Al momento, ciò che impatta di più sull’economia globale, in negativo, è l’incertezza portata da Trump. La sua imprevedibilità destabilizza mercati, investitori, imprese e famiglie che non sapendo a cosa andranno incontro sospendono ogni decisione di investimento o spesa. La precarietà delle aspettative paralizza anche i democratici, del tutto assenti fino ad oggi dal dibattito, Biden, Obama e Clinton in primis. Solo la Corte suprema batte un colpo. È pur vero che è ancora troppo presto per giudicare, gli effetti della nuova politica americana si vedranno nel lungo termine. Per questo nel suo primo discorso sullo Stato dell’Unione al Congresso martedì scorso, Trump ha chiesto agli americani di avere pazienza. Il presidente Usa punta tutto sulla pace in Ucraina e magari in Medio Oriente: se riesce a far finire le guerre, l’inflazione crollerebbe e potrebbe compensare altre forme di “sconto” sul futuro. Soprattutto, se Trump sarà il grande pacificatore avrà carta bianca su tutto il resto. C’è un solo elemento che può giocare contro di lui: l’impossibilità di candidarsi ancora.

In questo scenario, il mondo e l’Europa hanno un altro modo di sopravvivere: turarsi il naso e cercare di passare indenni questi quattro anni, poi torna la normalità. A meno che Trump non introduca modifiche per cui nel 2028 possa ricandidarsi. Certo, molto dipenderà da come andranno i primi due anni di mandato. Ma questi circoli che studiano le contromosse per contenere l’esuberanza di Trump hanno già individuato chi può andare a dargli un primo avvertimento: il primo ministro Sir Keir Starmer, leader del Partito Laburista, in carica da luglio 2024, dopo 14 anni di governi conservatori di cui l’ultimo di Rishi Sunak.
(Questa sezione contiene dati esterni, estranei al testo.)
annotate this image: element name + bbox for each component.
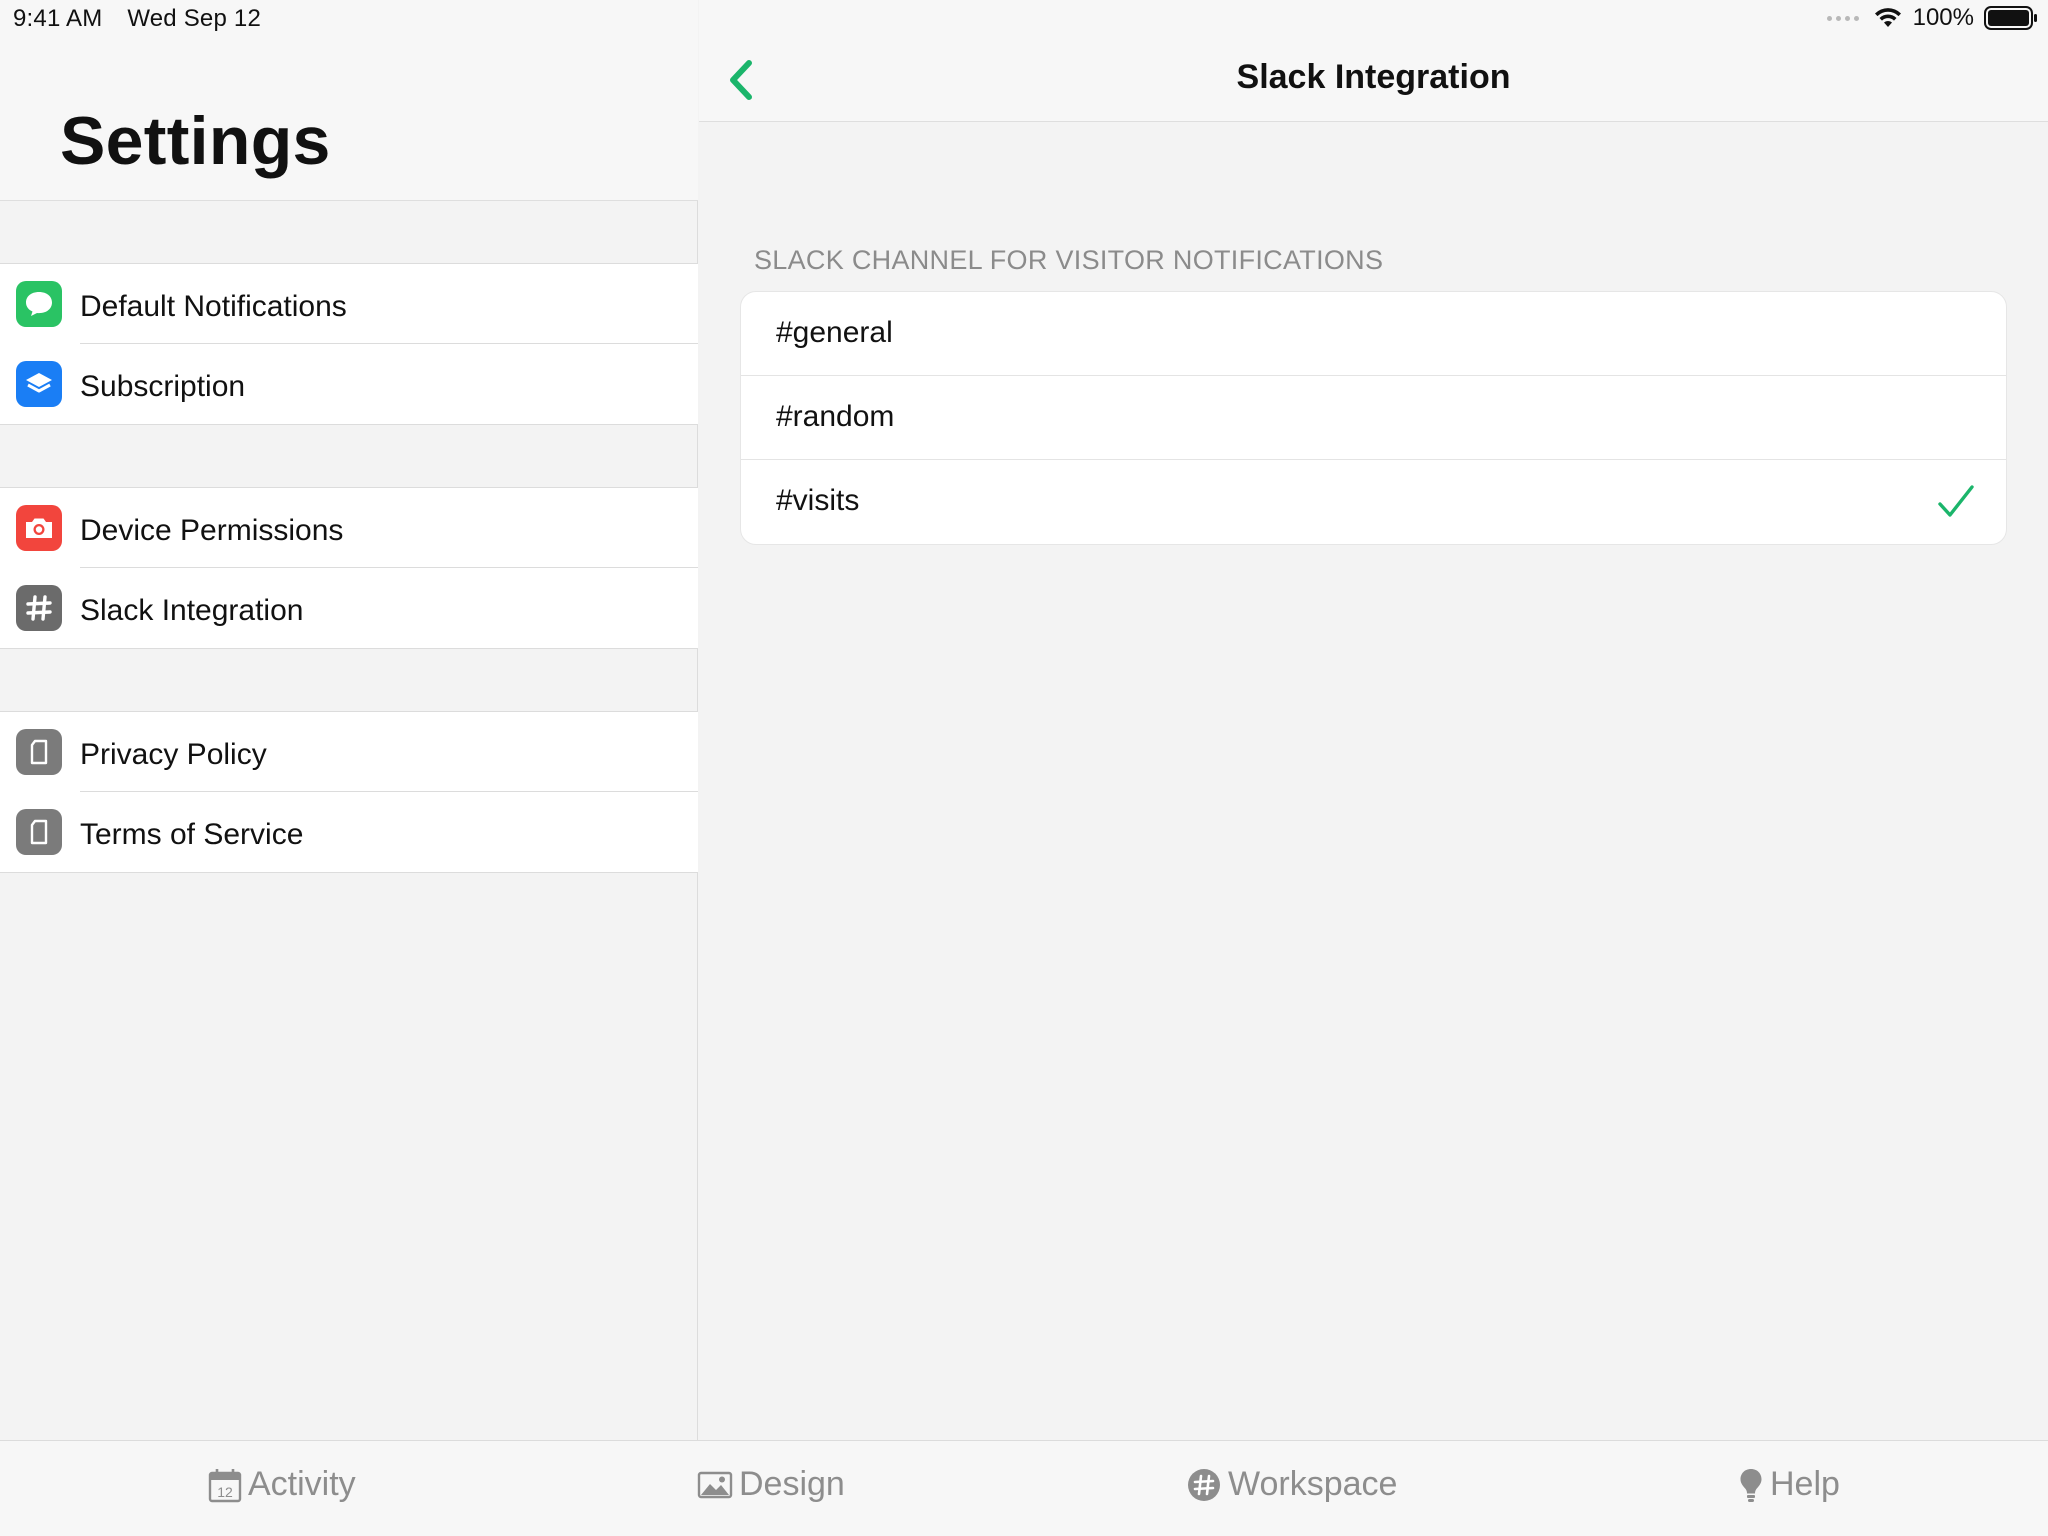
- channel-label: #random: [776, 400, 895, 433]
- tab-bar: 12 Activity Design Workspace Help: [0, 1440, 2048, 1536]
- channel-label: #general: [776, 316, 893, 349]
- tab-workspace[interactable]: Workspace: [1186, 1465, 1397, 1504]
- layers-icon: [16, 361, 62, 407]
- sidebar-item-label: Slack Integration: [80, 594, 304, 627]
- calendar-icon: 12: [208, 1468, 242, 1502]
- channel-label: #visits: [776, 484, 860, 517]
- document-icon: [16, 729, 62, 775]
- sidebar-item-subscription[interactable]: Subscription: [0, 344, 698, 424]
- sidebar-item-slack-integration[interactable]: Slack Integration: [0, 568, 698, 648]
- tab-label: Activity: [248, 1465, 356, 1503]
- status-right: 100%: [1826, 4, 2038, 32]
- camera-icon: [16, 505, 62, 551]
- image-icon: [697, 1471, 733, 1498]
- wifi-icon: [1874, 8, 1901, 27]
- status-date: Wed Sep 12: [127, 5, 261, 32]
- channel-list: #general #random #visits: [740, 291, 2007, 545]
- sidebar-item-terms-of-service[interactable]: Terms of Service: [0, 792, 698, 872]
- nav-title: Slack Integration: [1236, 58, 1511, 96]
- tab-activity[interactable]: 12 Activity: [208, 1465, 356, 1504]
- section-header: SLACK CHANNEL FOR VISITOR NOTIFICATIONS: [754, 245, 1384, 275]
- tab-design[interactable]: Design: [697, 1465, 845, 1504]
- document-icon: [16, 809, 62, 855]
- settings-sidebar: Settings Default Notifications Subscript…: [0, 0, 698, 1440]
- detail-pane: Slack Integration SLACK CHANNEL FOR VISI…: [699, 0, 2048, 1440]
- status-time: 9:41 AM: [13, 5, 103, 32]
- tab-label: Help: [1770, 1465, 1840, 1503]
- settings-group-device: Device Permissions Slack Integration: [0, 487, 698, 649]
- sidebar-item-label: Terms of Service: [80, 818, 304, 851]
- sidebar-item-device-permissions[interactable]: Device Permissions: [0, 488, 698, 568]
- message-bubble-icon: [16, 281, 62, 327]
- battery-icon: [1984, 6, 2037, 30]
- battery-percent: 100%: [1912, 4, 1974, 31]
- settings-group-general: Default Notifications Subscription: [0, 263, 698, 425]
- page-title: Settings: [60, 103, 331, 179]
- lightbulb-icon: [1740, 1468, 1762, 1502]
- tab-label: Design: [739, 1465, 845, 1503]
- sidebar-item-label: Device Permissions: [80, 514, 344, 547]
- settings-group-legal: Privacy Policy Terms of Service: [0, 711, 698, 873]
- sidebar-item-label: Subscription: [80, 370, 246, 403]
- calendar-day-text: 12: [217, 1484, 233, 1500]
- cellular-signal-icon: [1826, 15, 1859, 21]
- tab-help[interactable]: Help: [1738, 1465, 1840, 1504]
- channel-option-general[interactable]: #general: [741, 292, 2006, 376]
- hashtag-circle-icon: [1188, 1468, 1220, 1501]
- status-left: 9:41 AM Wed Sep 12: [13, 5, 279, 33]
- channel-option-random[interactable]: #random: [741, 376, 2006, 460]
- status-bar: 9:41 AM Wed Sep 12 100%: [0, 0, 2048, 40]
- checkmark-icon: [1938, 485, 1974, 517]
- sidebar-item-label: Default Notifications: [80, 290, 347, 323]
- hashtag-icon: [16, 585, 62, 631]
- tab-label: Workspace: [1228, 1465, 1398, 1503]
- sidebar-item-privacy-policy[interactable]: Privacy Policy: [0, 712, 698, 792]
- sidebar-item-label: Privacy Policy: [80, 738, 267, 771]
- sidebar-item-default-notifications[interactable]: Default Notifications: [0, 264, 698, 344]
- channel-option-visits[interactable]: #visits: [741, 460, 2006, 544]
- app-window: 9:41 AM Wed Sep 12 100% Settings Default…: [0, 0, 2048, 1536]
Può parlare dell’Europa, influenzandola pur essendone uscito, forte di un’alleanza ritrovata con Washington e con alle spalle un esercito e una marina abituata alla guerra, oltre a un servizio segreto che ancora dà le carte nel mondo e al soft power di re Carlo III.

Per Ursula, Giorgia, Emmanuel e compagnia di giro potrebbe essere la strada giusta per mettere un freno a Donald e far sopravvivere un’Europa paralizzata dai veti e dai regolamenti.